Extravascular use of drug-eluting beads: a promising approach in compartment-based tumor therapy

Simon Binder, Andrew L Lewis, J-Matthias Löhr, Michael Keese, Simon Binder, Andrew L Lewis, J-Matthias Löhr, Michael Keese

Abstract

Intraperitoneal carcinomatosis (PC) may occur with several tumor entities. The prognosis of patients suffering from PC is usually poor. Present treatment depends on the cancer entity and includes systemic chemotherapy, radiation therapy, hormonal therapy and surgical resection. Only few patients may also benefit from hyperthermic intraperitoneal chemotherapy with a complete tumor remission. These therapies are often accompanied by severe systemic side-effects. One approach to reduce side effects is to target chemotherapeutic agents to the tumor with carrier devices. Promising experimental results have been achieved using drug-eluting beads (DEBs). A series of in vitro and in vitro experiments has been conducted to determine the suitability of their extravascular use. These encapsulation devices were able to harbor CYP2B1 producing cells and to shield them from the hosts immune system when injected intratumorally. In this way ifosfamide--which is transformed into its active metabolites by CYP2B1--could be successfully targeted into pancreatic tumor growths. Furthermore DEBs can be used to target chemotherapeutics into the abdominal cavity for treatment of PC. If CYP2B1 producing cells are proven to be save for usage in man and if local toxic effects of chemotherapeutics can be controlled, DEBs will become promising tools in compartment-based anticancer treatment.

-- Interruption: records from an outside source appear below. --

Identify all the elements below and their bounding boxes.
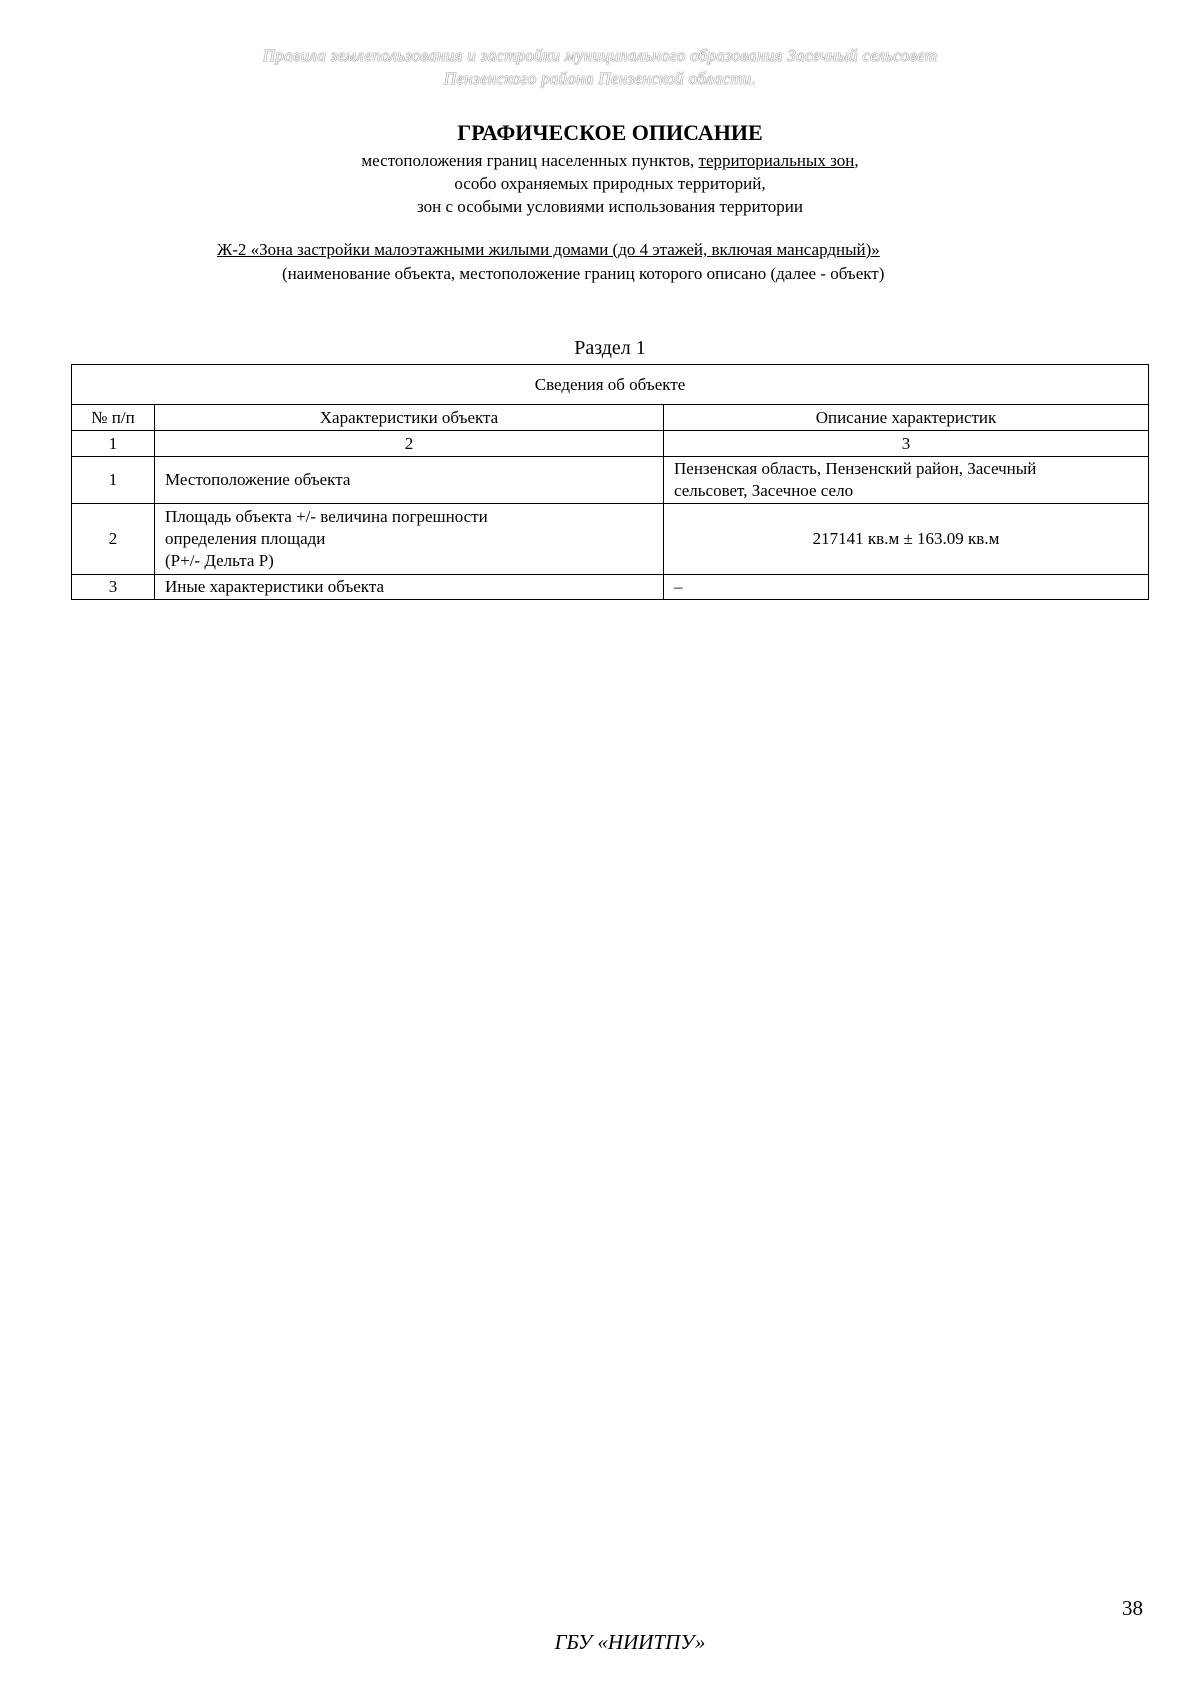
subtitle-line-1: [0, 151, 1200, 171]
row-2-description: 217141 кв.м ± 163.09 кв.м: [664, 504, 1149, 575]
subtitle-line-1-part-a: местоположения границ населенных пунктов,: [361, 151, 699, 170]
row-1-characteristic: Местоположение объекта: [155, 457, 664, 504]
page-number: 38: [1122, 1596, 1143, 1620]
row-2-num: 2: [72, 504, 155, 575]
document-header-note: [0, 44, 1200, 90]
row-1-num: 1: [72, 457, 155, 504]
header-description: Описание характеристик: [664, 405, 1149, 431]
row-1-description-line-2: сельсовет, Засечное село: [674, 481, 854, 500]
col-number-3: 3: [664, 431, 1149, 457]
col-number-2: 2: [155, 431, 664, 457]
row-2-characteristic-line-3: (Р+/- Дельта Р): [165, 551, 274, 570]
row-3-num: 3: [72, 575, 155, 600]
subtitle-line-2: особо охраняемых природных территорий,: [454, 174, 766, 193]
table-title-row: [72, 365, 1149, 405]
row-3-characteristic: Иные характеристики объекта: [155, 575, 664, 600]
subtitle-line-1-part-c: ,: [854, 151, 859, 170]
row-3-description: –: [664, 575, 1149, 600]
table-header-row: [72, 405, 1149, 431]
row-2-characteristic-line-2: определения площади: [165, 529, 326, 548]
row-2-characteristic-line-1: Площадь объекта +/- величина погрешности: [165, 507, 488, 526]
footer-organization: ГБУ «НИИТПУ»: [554, 1630, 706, 1654]
header-characteristic: Характеристики объекта: [155, 405, 664, 431]
subtitle-line-3: зон с особыми условиями использования территории: [417, 197, 803, 216]
section-label: Раздел 1: [574, 337, 646, 359]
header-note-line-2: Пензенского района Пензенской области.: [443, 69, 757, 88]
table-row: [72, 504, 1149, 575]
row-1-description-line-1: Пензенская область, Пензенский район, Засечный: [674, 459, 1037, 478]
table-row: [72, 457, 1149, 504]
subtitle-line-1-part-b: территориальных зон: [698, 151, 855, 170]
header-num: № п/п: [72, 405, 155, 431]
zone-caption: (наименование объекта, местоположение границ которого описано (далее - объект): [282, 264, 885, 283]
row-1-description: [664, 457, 1149, 504]
row-2-characteristic: [155, 504, 664, 575]
zone-name: Ж-2 «Зона застройки малоэтажными жилыми домами (до 4 этажей, включая мансардный)»: [217, 240, 880, 259]
table-col-number-row: [72, 431, 1149, 457]
table-title: Сведения об объекте: [72, 365, 1149, 405]
header-note-line-1: Правила землепользования и застройки муниципального образования Засечный сельсовет: [262, 46, 938, 65]
col-number-1: 1: [72, 431, 155, 457]
table-row: [72, 575, 1149, 600]
object-info-table: [71, 364, 1149, 600]
document-title: ГРАФИЧЕСКОЕ ОПИСАНИЕ: [457, 120, 763, 145]
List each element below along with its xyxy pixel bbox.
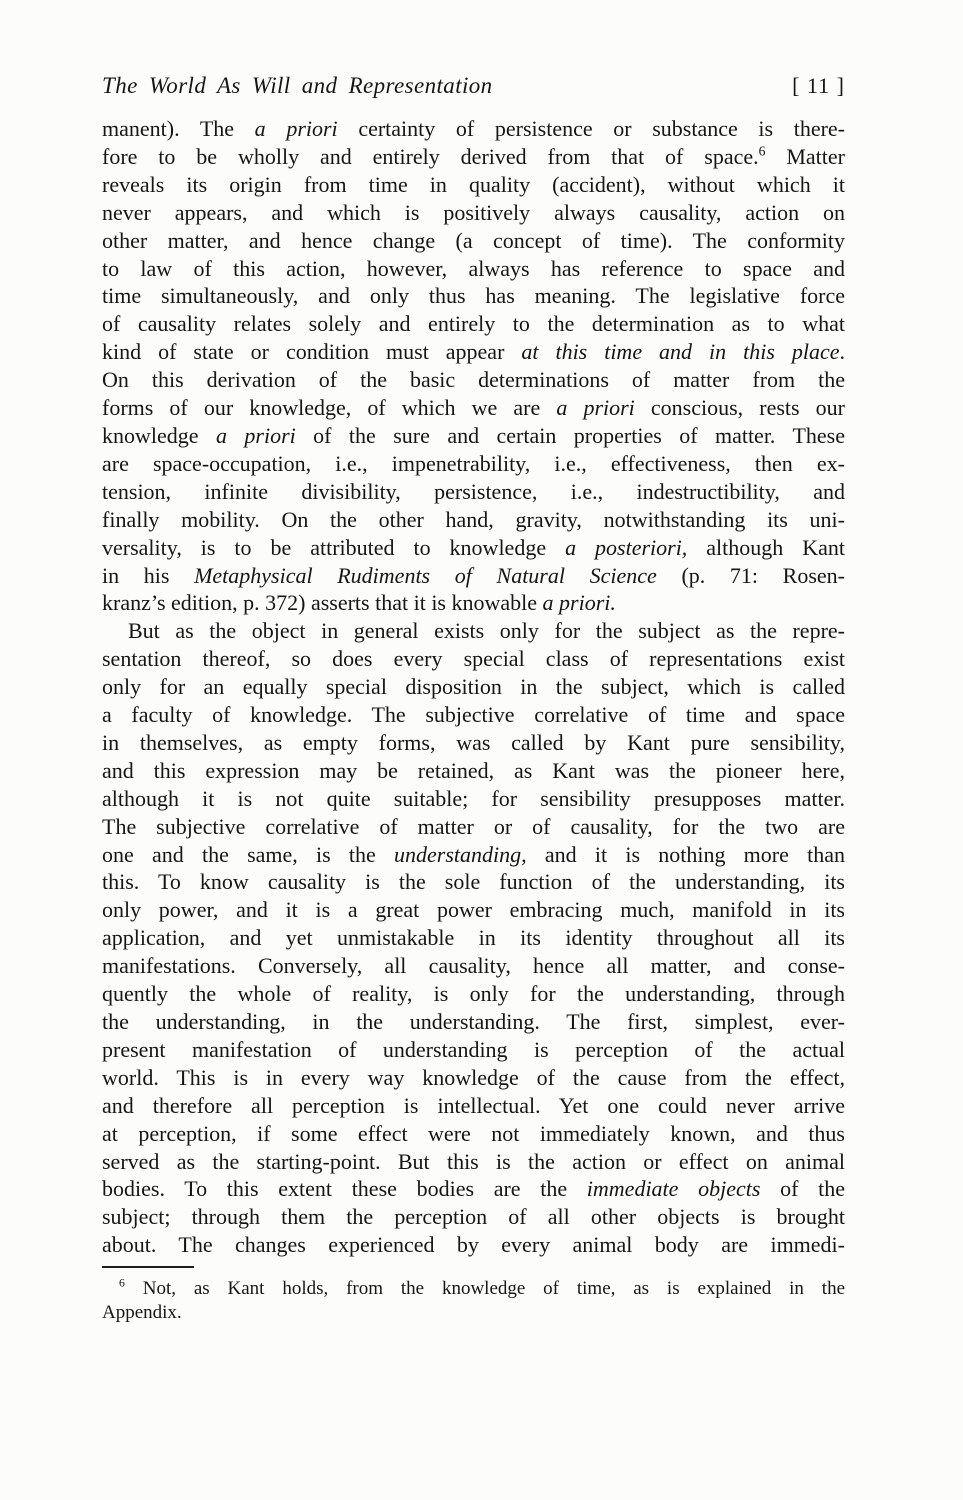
text-line: present manifestation of understanding is perception of the actual <box>102 1036 845 1062</box>
text-line: one and the same, is the understanding, and it is nothing more than <box>102 841 845 867</box>
text-line: versality, is to be attributed to knowledge a posteriori, although Kant <box>102 534 845 560</box>
text-line: and this expression may be retained, as Kant was the pioneer here, <box>102 757 845 783</box>
text-line: kranz’s edition, p. 372) asserts that it is knowable a priori. <box>102 590 616 616</box>
text-line: world. This is in every way knowledge of the cause from the effect, <box>102 1064 845 1090</box>
text-line: The subjective correlative of matter or of causality, for the two are <box>102 813 845 839</box>
text-line: finally mobility. On the other hand, gravity, notwithstanding its uni- <box>102 506 845 532</box>
text-line: the understanding, in the understanding. The first, simplest, ever- <box>102 1009 845 1034</box>
text-line: But as the object in general exists only for the subject as the repre- <box>128 618 845 644</box>
text-line: about. The changes experienced by every animal body are immedi- <box>102 1232 845 1258</box>
footnote-marker: 6 <box>119 1276 125 1290</box>
footnote-line: $^6$ Not, as Kant holds, from the knowledge of time, as is explained in the <box>119 1276 845 1300</box>
paragraph <box>102 617 845 1259</box>
text-line: served as the starting-point. But this is the action or effect on animal <box>102 1148 845 1174</box>
text-line: manifestations. Conversely, all causality, hence all matter, and conse- <box>102 953 845 979</box>
text-line: kind of state or condition must appear at this time and in this place. <box>102 339 845 365</box>
paragraph <box>102 115 845 617</box>
page-header <box>102 72 845 100</box>
text-line: knowledge a priori of the sure and certain properties of matter. These <box>102 422 845 448</box>
text-block <box>102 72 845 1325</box>
text-line: manent). The a priori certainty of persistence or substance is there- <box>102 116 845 141</box>
text-line: sentation thereof, so does every special class of representations exist <box>102 646 845 672</box>
text-line: application, and yet unmistakable in its identity throughout all its <box>102 925 845 951</box>
text-line: and therefore all perception is intellectual. Yet one could never arrive <box>102 1092 845 1118</box>
text-line: subject; through them the perception of all other objects is brought <box>102 1204 845 1230</box>
footnote-marker: 6 <box>758 143 766 159</box>
page-number: [ 11 ] <box>792 73 845 98</box>
footnote-rule <box>102 1266 194 1268</box>
text-line: to law of this action, however, always has reference to space and <box>102 255 845 281</box>
text-line: although it is not quite suitable; for sensibility presupposes matter. <box>102 785 845 811</box>
body-text <box>102 115 845 1259</box>
text-line: of causality relates solely and entirely to the determination as to what <box>102 311 845 337</box>
footnote <box>102 1277 845 1325</box>
text-line: never appears, and which is positively always causality, action on <box>102 199 845 225</box>
text-line: in themselves, as empty forms, was called by Kant pure sensibility, <box>102 729 845 755</box>
text-line: only power, and it is a great power embracing much, manifold in its <box>102 897 845 923</box>
running-title: The World As Will and Representation <box>102 73 493 98</box>
text-line: reveals its origin from time in quality (accident), without which it <box>102 171 845 197</box>
text-line: only for an equally special disposition in the subject, which is called <box>102 674 845 700</box>
text-line: time simultaneously, and only thus has meaning. The legislative force <box>102 283 845 309</box>
text-line: bodies. To this extent these bodies are the immediate objects of the <box>102 1176 845 1202</box>
text-line: in his Metaphysical Rudiments of Natural Science (p. 71: Rosen- <box>102 562 845 588</box>
text-line: this. To know causality is the sole function of the understanding, its <box>102 869 845 895</box>
text-line: fore to be wholly and entirely derived from that of space.$^6$ Matter <box>102 143 845 169</box>
text-line: On this derivation of the basic determinations of matter from the <box>102 367 845 393</box>
footnote-line: Appendix. <box>102 1302 182 1324</box>
text-line: tension, infinite divisibility, persistence, i.e., indestructibility, and <box>102 478 845 504</box>
text-line: forms of our knowledge, of which we are a priori conscious, rests our <box>102 395 846 421</box>
text-line: are space-occupation, i.e., impenetrability, i.e., effectiveness, then ex- <box>102 450 845 476</box>
text-line: quently the whole of reality, is only for the understanding, through <box>102 981 845 1007</box>
text-line: a faculty of knowledge. The subjective correlative of time and space <box>102 702 845 728</box>
text-line: at perception, if some effect were not immediately known, and thus <box>102 1120 845 1146</box>
text-line: other matter, and hence change (a concept of time). The conformity <box>102 227 845 253</box>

Keywords: CYP2B1; Carcinomatosis; Compartment based therapy; Drug-eluting beads; Glioblastoma; Hyperthermic intraperitoneal chemotherapy; Ifosfamide; Intraperitoneal; Pancreatic cancer.

Figures

Figure 1
Figure 1
Peritoneal metastasis. A: Beads accumulate in the mesentery of the small bowel (arrors). Animals show a complete tumor remission; B: Control animal with disseminated peritoneal carcinomatosis induced by EGFP-C-26 cells.
Figure 2
Figure 2
Doxorubicin-eluting beads. A: HE-stained, magnification × 50: A layer of fibrin (between arrows) immobilizing the doxorubicin-loaded DC beads (DOXDEB™) on the livers surface; B: HE-stained, magnification × 100: DOXDEB™ in layer of fibrin and surrounded by lymphocytes immobilizing it on mesenteric connective tissue.
Figure 3
Figure 3
Chemical peritonitis. Autopsy of an animal 28 d after installation of ip doxorubicin-loaded drug-eluting beads: Situs with greater omentum and intestinal loops with fibrinous adhesions, amber-colored ascitic fluid.